Ever-escalating costs, including rapidly rising insurance premiums, are putting Wellington businesses at risk.
That was the key issue highlighted in the recently held insurance forum in the capital. Wellington Chamber of Commerce chief executive officer John Milford stressed how insurance premiums are increasing commercial rents and putting the squeeze on businesses’ fixed costs.
“Insurance premiums in Wellington rose after the Canterbury earthquakes, rose again after the Kaikoura earthquake, and are now rising yet again due to insurers adopting ‘risk-based’ pricing,” Milford said. “There appears to be no end to rising premiums.”
Meanwhile, Insurance Council of New Zealand (ICNZ) chief executive Tim Grafton told the forum that it was vital to take collective responsibility.
“Really though it’s about how we manage our seismic risks,” Grafton said. “That is a collective responsibility for all – government, council, regulators, banks, developers, building owners, their advisers, the insurance brokers, and insurers.”
He talked about how insurers assess risk and how New Zealand compares with similar countries. He also offered potential solutions, claiming the only way to ensure long-term affordability in a sustainable way is to reduce risk.
For example, he proposed changing building standards to increase resilience and reduce the risk of total insured loss. He also said people need to invest in retrofitting properties for resilience – including adopting low-cost remidiation techniques and installing low-cost seismic devices.
“These aren’t overnight solutions, but they are needed to keep Wellington thriving and surviving for years to come,” he said.
Grafton added that a short-term solution is to share more of the risk. He suggested giving corporates flexibility to increase their insurance excess; and to get rid of the Fire Service Levy on insurance premiums, which is uncapped for commercial property. He noted commercial property is brokered, with some brokers charging a flat-fee, others a 25-30% commission on the premium. If premiums have shot up 30% this year, is it necessary to add another 10% on top, he asked?
Grafton was critical of some options that avoid reducing risk. He suggested that having another state insurer or raising the EQC cap still means having to buy reinsurance support like private insurers do. He noted government capital is far better invested in low cost repair methods and resilient retrofits than being an alternative source for risk transfer.

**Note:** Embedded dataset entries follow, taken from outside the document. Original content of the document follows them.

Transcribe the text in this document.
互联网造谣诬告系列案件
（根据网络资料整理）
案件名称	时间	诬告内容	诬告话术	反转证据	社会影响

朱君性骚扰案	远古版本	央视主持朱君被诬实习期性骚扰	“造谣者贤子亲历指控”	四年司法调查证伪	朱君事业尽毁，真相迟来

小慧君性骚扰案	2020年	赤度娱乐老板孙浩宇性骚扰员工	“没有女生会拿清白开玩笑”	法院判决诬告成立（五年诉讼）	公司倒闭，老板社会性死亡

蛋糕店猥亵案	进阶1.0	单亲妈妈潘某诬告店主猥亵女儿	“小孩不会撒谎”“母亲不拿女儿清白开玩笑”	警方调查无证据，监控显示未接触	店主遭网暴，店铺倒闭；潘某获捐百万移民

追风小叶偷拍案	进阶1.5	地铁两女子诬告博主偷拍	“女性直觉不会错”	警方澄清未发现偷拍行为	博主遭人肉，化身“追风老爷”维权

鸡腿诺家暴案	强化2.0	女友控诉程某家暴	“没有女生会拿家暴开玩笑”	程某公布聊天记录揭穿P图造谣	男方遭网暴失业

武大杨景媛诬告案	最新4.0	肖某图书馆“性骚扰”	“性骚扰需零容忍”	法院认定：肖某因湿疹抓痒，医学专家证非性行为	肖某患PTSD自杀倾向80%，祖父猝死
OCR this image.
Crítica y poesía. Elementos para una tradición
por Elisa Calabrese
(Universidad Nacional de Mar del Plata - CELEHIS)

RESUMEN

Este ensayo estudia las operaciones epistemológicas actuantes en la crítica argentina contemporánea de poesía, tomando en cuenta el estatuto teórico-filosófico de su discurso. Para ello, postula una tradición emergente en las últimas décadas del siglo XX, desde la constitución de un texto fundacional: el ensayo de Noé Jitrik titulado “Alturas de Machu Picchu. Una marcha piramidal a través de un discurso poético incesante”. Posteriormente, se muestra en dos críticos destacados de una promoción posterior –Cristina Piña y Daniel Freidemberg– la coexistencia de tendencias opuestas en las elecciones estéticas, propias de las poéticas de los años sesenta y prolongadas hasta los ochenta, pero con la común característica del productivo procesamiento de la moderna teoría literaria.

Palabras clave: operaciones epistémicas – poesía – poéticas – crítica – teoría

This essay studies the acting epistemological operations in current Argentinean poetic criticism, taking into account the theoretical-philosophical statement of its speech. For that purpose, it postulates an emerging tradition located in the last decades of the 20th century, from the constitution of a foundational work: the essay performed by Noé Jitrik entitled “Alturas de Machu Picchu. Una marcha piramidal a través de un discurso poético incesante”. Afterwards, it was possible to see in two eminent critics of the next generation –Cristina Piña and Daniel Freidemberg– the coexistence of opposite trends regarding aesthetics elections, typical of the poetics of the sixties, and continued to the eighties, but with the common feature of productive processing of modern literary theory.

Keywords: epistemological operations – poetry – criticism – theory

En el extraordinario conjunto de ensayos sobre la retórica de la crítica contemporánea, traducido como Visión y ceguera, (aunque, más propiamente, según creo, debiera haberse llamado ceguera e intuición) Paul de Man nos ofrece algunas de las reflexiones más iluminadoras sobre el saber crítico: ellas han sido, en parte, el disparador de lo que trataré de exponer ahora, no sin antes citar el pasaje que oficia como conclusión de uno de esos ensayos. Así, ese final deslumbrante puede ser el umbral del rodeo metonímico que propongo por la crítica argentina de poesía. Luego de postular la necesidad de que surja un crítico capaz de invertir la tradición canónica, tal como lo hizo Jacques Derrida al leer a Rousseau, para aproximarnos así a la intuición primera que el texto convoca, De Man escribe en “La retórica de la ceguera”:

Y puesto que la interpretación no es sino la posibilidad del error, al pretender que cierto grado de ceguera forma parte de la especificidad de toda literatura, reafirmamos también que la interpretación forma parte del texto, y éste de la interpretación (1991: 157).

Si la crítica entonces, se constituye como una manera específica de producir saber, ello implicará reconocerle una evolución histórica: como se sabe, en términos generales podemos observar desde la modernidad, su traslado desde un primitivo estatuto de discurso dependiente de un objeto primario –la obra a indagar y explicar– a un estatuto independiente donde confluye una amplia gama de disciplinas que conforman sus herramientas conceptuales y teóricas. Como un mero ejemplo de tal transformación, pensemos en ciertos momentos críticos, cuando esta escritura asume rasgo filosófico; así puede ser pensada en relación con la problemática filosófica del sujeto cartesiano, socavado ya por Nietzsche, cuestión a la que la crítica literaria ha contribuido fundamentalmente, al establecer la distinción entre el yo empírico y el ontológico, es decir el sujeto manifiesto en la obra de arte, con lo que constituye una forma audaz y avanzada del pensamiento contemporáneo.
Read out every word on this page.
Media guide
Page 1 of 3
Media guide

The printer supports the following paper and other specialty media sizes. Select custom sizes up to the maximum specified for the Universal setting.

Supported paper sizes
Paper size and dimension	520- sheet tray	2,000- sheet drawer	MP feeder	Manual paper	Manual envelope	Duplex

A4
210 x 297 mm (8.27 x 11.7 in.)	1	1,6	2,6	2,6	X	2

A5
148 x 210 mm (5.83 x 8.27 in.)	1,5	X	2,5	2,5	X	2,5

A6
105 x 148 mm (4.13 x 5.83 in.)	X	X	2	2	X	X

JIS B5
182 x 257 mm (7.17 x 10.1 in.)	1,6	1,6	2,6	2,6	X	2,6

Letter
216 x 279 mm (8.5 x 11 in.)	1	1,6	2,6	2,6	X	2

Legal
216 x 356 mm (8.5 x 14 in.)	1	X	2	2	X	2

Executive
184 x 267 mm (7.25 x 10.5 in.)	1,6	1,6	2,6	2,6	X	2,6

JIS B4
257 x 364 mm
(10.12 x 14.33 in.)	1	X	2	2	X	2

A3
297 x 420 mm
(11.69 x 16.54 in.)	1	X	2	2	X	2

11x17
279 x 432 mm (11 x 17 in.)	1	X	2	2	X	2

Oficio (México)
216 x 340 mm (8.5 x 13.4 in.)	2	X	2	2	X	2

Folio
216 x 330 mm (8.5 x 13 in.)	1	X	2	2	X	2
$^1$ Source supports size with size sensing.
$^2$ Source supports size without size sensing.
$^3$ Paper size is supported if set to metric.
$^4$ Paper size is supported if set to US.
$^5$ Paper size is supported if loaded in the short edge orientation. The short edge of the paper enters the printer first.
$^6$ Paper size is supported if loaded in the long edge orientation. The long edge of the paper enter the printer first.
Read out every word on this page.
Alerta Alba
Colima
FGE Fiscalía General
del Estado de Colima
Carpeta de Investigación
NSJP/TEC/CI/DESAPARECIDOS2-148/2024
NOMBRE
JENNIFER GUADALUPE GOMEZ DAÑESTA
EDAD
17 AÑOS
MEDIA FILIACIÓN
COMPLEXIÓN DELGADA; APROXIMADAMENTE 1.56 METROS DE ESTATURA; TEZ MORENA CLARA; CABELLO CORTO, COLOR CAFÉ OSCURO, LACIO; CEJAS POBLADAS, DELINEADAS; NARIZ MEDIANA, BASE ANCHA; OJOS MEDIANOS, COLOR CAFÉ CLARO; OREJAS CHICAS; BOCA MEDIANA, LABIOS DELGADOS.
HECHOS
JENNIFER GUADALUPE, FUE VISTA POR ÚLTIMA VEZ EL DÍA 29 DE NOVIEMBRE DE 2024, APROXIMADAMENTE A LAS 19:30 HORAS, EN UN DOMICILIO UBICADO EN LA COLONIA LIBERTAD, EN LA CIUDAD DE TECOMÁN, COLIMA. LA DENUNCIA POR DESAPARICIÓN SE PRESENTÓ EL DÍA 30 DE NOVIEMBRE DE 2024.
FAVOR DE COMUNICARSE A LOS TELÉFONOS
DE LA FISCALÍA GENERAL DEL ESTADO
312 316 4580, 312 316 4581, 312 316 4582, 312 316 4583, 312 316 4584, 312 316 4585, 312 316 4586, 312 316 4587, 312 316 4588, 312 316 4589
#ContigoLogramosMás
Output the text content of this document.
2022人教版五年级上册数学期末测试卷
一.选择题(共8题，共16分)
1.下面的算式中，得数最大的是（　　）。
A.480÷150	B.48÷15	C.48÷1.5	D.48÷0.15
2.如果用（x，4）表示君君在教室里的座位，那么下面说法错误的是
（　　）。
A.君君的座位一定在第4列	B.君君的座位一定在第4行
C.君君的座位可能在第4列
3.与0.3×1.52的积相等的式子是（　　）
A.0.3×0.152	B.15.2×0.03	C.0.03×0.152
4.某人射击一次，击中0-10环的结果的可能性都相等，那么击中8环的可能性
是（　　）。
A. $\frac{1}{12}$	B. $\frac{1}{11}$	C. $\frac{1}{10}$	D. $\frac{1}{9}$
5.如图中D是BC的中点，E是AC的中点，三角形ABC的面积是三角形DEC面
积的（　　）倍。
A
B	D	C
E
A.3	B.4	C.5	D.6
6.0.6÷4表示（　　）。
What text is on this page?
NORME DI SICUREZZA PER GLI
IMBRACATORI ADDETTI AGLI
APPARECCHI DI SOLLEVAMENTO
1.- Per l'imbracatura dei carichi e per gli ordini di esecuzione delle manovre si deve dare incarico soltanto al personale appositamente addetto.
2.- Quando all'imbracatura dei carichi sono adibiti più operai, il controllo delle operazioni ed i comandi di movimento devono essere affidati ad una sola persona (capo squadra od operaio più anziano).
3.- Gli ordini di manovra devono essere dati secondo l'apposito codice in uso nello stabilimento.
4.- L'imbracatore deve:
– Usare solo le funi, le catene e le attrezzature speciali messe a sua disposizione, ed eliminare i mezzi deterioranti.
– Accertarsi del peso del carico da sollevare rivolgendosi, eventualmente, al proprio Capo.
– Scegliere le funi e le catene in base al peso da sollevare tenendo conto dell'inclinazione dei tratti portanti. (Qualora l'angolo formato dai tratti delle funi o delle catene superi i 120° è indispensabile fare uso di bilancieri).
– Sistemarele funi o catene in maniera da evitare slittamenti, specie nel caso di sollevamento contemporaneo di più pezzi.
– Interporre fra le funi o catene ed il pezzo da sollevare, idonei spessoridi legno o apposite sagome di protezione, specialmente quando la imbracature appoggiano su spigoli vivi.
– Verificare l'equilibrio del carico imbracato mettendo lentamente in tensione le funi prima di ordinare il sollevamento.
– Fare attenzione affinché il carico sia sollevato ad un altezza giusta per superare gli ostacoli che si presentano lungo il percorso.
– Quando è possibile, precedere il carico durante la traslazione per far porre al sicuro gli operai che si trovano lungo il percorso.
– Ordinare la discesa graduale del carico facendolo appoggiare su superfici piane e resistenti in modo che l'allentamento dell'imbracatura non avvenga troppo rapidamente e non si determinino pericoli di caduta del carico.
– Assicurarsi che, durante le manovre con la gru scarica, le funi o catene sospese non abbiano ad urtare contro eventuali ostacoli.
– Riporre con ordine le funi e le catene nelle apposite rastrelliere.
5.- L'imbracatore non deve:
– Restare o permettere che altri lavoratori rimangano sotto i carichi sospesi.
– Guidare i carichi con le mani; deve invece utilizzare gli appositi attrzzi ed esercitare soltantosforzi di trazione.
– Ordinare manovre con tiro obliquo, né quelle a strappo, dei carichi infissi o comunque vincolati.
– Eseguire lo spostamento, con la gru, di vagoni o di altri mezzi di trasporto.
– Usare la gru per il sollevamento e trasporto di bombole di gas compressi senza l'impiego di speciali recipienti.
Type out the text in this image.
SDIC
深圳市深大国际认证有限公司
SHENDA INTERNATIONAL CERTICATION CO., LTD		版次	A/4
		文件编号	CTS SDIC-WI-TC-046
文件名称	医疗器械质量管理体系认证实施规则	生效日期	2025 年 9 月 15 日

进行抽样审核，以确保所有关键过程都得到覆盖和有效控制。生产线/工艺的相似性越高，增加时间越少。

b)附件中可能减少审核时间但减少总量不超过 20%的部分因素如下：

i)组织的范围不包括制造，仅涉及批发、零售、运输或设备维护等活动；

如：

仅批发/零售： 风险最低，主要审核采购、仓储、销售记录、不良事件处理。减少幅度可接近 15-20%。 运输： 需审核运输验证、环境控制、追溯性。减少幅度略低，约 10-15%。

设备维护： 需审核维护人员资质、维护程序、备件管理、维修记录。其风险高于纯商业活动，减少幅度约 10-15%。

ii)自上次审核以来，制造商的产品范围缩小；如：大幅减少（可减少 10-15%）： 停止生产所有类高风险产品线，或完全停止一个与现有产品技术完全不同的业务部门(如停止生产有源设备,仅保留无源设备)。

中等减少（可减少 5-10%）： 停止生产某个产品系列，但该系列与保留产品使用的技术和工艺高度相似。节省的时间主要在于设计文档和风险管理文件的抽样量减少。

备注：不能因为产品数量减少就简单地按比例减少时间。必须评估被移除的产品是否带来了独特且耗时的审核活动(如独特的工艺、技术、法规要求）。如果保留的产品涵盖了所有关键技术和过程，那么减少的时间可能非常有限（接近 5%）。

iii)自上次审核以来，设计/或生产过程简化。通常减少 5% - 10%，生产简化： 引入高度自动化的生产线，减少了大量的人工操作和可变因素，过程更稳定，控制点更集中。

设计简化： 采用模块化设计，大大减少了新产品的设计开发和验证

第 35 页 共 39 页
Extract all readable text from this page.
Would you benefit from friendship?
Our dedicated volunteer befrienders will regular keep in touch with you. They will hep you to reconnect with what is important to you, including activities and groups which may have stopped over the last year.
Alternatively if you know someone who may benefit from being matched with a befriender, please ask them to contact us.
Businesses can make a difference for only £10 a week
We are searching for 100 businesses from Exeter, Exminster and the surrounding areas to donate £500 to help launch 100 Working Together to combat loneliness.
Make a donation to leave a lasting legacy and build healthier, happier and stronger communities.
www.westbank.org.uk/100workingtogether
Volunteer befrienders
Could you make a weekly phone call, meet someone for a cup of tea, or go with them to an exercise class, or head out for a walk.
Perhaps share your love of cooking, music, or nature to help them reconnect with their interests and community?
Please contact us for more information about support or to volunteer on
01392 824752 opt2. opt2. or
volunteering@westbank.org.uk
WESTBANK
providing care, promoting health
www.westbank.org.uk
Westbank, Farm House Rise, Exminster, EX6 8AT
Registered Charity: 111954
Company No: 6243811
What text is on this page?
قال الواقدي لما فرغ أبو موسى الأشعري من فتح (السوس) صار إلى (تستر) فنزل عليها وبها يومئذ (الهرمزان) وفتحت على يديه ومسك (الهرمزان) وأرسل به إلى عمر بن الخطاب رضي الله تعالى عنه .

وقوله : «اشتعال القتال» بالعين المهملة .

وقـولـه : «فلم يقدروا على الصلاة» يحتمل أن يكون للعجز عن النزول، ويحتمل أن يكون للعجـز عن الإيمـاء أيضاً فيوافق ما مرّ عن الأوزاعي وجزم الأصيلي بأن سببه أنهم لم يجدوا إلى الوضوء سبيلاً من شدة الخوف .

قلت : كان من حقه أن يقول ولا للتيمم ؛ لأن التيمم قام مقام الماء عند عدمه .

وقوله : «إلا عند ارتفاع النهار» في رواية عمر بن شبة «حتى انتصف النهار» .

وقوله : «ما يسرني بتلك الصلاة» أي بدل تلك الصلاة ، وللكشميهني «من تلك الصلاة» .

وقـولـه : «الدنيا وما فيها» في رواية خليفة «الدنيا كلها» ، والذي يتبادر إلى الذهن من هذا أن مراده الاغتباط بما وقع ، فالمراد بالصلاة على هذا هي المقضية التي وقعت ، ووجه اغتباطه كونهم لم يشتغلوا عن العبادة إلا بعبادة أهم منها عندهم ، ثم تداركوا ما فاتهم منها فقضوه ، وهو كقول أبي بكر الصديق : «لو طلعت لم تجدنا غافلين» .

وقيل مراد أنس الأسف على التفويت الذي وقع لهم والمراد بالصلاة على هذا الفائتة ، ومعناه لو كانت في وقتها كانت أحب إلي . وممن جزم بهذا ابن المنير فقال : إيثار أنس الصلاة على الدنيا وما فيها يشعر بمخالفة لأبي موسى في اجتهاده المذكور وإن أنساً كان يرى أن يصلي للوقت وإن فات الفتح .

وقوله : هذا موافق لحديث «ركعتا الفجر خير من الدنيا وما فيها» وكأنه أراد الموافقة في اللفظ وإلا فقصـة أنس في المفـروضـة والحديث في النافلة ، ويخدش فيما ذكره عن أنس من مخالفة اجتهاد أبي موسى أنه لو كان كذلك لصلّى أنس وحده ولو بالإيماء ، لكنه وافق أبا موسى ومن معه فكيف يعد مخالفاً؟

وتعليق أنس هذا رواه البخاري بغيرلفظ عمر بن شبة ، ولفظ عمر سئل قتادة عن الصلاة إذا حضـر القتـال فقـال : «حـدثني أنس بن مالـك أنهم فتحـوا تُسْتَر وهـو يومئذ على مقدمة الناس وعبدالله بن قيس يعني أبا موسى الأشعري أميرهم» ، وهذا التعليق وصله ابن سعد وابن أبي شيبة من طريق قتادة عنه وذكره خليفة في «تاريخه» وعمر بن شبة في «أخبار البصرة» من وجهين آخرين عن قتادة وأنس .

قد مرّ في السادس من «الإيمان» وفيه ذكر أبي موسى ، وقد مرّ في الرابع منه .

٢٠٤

Additionally, he pointed out that the proposal to increase the EQC cap shifts the costs to every New Zealand homeowner. This means every Kiwi would pay more to supprt Wellington, instead of getting a relative reduction in earthquake premium from their private insurer, he said.
“Is it really the policy objective that every New Zealander is fully insured no matter how high the risk at an affordable premium?” Grafton asked the forum. “That happens nowhere else in the world, and it only ever happened because we never really understood the risk.
“For our part, we will work with our members to communicate more openly and transparently about the risks that people face,” he added.
The insurance forum was called by Wellington City Mayor Justin Lester and was attended by over 100 decision-makers, including Finance Minister Grant Robertson, Earthquake Commission (EQC) Minister Megan Woods and Commerce Minister Kris Faafoi.